Dynamical coupled-channels model for neutrino-induced meson productions in resonance region

TL;DR

This paper develops a dynamical coupled-channels model for neutrino-induced meson production in the resonance region, extending previous models to include axial currents and double-pion production, and validating against experimental data.

Contribution

The paper introduces the first DCC model capable of predicting double-pion production cross sections in the resonance region, incorporating axial currents via PCAC and extending to higher Q^2 values.

Findings

Reasonable agreement with single-pion production data

First DCC model to predict double-pion production cross sections

Highlights importance of PCAC and electron data in model validation

Abstract

A dynamical coupled-channels (DCC) model for neutrino-nucleon reactions in the resonance region is developed.

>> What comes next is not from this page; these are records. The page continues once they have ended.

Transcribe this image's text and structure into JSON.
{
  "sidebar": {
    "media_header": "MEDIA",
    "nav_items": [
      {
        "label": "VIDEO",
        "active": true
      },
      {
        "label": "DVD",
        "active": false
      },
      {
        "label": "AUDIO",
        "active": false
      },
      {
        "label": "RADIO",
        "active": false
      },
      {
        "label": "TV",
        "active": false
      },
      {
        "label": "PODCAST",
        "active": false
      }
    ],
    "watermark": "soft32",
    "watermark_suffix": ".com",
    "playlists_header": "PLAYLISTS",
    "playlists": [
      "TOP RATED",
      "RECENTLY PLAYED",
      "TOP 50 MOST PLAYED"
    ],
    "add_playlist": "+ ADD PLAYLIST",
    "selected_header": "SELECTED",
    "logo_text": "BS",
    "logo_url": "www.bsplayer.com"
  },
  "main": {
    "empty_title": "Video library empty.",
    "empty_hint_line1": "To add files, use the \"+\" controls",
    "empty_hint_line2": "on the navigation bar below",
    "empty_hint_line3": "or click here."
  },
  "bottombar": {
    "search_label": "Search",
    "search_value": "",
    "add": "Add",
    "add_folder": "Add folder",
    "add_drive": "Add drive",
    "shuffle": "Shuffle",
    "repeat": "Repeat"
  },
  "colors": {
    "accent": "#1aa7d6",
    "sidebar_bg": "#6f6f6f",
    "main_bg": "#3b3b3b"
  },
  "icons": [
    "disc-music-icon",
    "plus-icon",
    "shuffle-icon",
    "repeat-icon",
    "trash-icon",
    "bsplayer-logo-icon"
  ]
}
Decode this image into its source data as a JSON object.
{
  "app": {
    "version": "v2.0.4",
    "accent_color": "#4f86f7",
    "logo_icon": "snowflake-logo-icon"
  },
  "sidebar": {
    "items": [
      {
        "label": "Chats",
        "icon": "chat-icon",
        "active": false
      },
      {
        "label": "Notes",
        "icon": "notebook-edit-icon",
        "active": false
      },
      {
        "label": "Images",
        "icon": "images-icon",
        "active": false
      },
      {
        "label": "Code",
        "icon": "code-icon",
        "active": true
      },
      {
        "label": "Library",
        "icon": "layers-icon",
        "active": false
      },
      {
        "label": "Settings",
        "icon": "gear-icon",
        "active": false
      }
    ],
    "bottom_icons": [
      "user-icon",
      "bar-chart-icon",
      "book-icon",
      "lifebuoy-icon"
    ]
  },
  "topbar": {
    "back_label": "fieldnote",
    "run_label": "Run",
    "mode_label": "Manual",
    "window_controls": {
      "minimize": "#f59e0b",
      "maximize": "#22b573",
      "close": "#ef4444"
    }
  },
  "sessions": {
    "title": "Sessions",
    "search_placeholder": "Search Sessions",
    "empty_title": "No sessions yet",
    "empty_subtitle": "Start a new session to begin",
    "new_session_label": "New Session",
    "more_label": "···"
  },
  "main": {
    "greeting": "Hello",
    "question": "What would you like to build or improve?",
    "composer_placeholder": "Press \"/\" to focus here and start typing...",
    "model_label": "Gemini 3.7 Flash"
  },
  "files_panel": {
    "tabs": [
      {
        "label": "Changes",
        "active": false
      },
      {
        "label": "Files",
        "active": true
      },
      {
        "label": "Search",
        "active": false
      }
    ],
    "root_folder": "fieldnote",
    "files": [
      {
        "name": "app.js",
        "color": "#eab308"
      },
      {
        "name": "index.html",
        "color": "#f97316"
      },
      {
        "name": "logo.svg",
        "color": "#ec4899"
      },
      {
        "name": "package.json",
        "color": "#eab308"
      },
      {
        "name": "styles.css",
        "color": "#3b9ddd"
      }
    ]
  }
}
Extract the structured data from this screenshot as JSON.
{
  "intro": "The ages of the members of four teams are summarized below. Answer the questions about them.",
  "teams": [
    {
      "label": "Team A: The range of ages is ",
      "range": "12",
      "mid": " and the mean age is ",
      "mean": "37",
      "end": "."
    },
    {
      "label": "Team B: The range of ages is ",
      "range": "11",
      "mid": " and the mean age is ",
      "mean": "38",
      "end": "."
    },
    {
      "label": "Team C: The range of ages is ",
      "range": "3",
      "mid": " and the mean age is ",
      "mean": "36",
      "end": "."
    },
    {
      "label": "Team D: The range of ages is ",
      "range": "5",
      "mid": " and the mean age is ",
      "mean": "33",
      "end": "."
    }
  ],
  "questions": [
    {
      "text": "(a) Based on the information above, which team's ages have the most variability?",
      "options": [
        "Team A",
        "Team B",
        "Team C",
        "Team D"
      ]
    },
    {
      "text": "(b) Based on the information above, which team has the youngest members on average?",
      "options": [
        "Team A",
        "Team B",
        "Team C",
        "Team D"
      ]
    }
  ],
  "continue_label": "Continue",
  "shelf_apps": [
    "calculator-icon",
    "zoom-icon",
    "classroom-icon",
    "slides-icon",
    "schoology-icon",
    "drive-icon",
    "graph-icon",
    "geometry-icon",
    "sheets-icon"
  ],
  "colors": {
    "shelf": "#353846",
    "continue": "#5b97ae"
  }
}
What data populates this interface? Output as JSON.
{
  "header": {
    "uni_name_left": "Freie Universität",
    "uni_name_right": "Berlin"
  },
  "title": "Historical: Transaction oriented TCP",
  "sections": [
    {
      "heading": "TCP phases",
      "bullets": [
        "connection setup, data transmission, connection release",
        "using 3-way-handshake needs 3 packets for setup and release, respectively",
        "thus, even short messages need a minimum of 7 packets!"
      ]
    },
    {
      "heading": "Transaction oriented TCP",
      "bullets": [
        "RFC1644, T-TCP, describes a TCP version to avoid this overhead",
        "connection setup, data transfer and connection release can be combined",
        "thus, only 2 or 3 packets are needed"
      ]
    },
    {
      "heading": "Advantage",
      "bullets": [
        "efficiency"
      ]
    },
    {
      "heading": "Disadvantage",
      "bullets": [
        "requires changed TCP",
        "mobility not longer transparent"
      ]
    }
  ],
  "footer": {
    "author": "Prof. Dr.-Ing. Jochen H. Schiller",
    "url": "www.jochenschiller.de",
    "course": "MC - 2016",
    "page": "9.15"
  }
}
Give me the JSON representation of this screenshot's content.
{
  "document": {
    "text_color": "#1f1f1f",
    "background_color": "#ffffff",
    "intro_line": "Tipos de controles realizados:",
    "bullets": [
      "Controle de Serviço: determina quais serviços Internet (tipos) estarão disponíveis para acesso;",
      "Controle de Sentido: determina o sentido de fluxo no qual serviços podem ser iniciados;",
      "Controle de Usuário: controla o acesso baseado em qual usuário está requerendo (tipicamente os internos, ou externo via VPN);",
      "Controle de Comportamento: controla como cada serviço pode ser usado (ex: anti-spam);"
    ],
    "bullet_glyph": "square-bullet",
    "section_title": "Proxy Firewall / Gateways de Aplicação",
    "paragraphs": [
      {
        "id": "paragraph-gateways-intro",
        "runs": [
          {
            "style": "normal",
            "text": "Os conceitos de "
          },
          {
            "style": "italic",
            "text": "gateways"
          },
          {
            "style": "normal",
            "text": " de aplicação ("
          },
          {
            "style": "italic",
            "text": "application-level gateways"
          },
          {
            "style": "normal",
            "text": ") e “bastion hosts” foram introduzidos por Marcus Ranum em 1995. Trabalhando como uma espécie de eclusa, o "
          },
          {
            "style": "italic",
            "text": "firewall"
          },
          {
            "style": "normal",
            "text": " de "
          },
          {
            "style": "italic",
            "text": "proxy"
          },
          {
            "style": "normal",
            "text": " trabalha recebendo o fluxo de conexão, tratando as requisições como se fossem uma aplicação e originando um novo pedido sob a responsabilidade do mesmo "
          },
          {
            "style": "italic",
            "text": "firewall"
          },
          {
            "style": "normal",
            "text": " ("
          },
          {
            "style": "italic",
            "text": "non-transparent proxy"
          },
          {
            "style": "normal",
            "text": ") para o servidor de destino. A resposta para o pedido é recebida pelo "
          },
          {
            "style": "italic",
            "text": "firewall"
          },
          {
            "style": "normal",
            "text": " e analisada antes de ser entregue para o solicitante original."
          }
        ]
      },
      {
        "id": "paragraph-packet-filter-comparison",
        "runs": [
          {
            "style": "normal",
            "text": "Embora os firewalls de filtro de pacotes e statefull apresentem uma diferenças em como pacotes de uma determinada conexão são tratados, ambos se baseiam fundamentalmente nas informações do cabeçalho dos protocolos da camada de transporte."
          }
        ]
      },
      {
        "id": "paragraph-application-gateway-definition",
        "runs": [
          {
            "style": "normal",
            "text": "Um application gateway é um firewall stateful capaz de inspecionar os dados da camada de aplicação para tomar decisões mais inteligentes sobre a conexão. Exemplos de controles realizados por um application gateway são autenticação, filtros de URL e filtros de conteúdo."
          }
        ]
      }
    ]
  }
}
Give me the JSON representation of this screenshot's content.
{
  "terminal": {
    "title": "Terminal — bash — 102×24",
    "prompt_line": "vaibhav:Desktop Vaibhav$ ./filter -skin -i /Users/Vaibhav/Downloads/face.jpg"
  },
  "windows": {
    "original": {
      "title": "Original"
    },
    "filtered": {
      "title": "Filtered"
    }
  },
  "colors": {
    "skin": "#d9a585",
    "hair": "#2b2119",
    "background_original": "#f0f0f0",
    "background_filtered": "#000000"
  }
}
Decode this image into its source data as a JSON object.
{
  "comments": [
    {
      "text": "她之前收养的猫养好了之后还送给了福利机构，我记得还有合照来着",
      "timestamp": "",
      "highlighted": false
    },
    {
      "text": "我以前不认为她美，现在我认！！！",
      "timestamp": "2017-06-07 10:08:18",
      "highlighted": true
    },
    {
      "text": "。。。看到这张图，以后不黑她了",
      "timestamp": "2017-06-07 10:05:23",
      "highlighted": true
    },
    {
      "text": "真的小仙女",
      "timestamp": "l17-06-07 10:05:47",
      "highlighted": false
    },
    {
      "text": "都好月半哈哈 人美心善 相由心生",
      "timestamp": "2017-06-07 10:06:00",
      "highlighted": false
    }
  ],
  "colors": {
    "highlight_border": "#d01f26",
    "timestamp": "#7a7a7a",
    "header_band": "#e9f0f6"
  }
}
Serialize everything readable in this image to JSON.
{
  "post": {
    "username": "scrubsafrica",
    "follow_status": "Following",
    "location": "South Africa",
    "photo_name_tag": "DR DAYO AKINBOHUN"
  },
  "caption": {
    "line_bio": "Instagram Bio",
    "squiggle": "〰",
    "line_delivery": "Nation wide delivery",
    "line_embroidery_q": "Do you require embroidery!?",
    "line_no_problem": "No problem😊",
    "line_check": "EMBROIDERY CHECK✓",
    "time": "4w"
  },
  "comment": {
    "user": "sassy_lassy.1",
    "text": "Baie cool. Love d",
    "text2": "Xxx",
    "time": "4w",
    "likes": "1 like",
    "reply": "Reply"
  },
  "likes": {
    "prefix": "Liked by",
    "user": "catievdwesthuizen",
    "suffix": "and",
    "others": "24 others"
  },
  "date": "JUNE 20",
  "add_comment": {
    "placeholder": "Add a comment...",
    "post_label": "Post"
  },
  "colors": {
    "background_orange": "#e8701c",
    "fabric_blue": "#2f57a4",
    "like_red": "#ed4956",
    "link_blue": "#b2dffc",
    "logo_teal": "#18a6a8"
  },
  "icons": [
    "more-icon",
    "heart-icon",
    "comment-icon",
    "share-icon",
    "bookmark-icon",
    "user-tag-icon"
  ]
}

Starting from the DCC model that we have previously developed through an analysis of $\pi N, \gamma N\to \pi N, \eta N, K\Lambda, K\Sigma$ reaction data for $W\le 2.1$ GeV, we extend the model of the vector current to $Q^2\le$ 3.0 (GeV/$c$)$^2$ by analyzing electron-induced reaction data for both proton and neutron targets. We derive axial-current matrix elements that are related to the $\pi N$ interactions of the DCC model through the Partially Conserved Axial Current (PCAC) relation. Consequently, the interference pattern between resonant and non-resonant amplitudes is uniquely determined. We calculate cross sections for neutrino-induced meson productions, and compare them with available data. Our result for the single-pion production reasonably agrees with the data. We also make a comparison with the double-pion production data. Our model is the first DCC model that can give the double-pion production cross sections in the resonance region. We also make comparison of our result with other existing models to reveal an importance of testing the models in the light of PCAC and electron reaction data. The DCC model developed here will be a useful input for constructing a neutrino-nucleus reaction model and a neutrino event generator for analyses of neutrino experiments.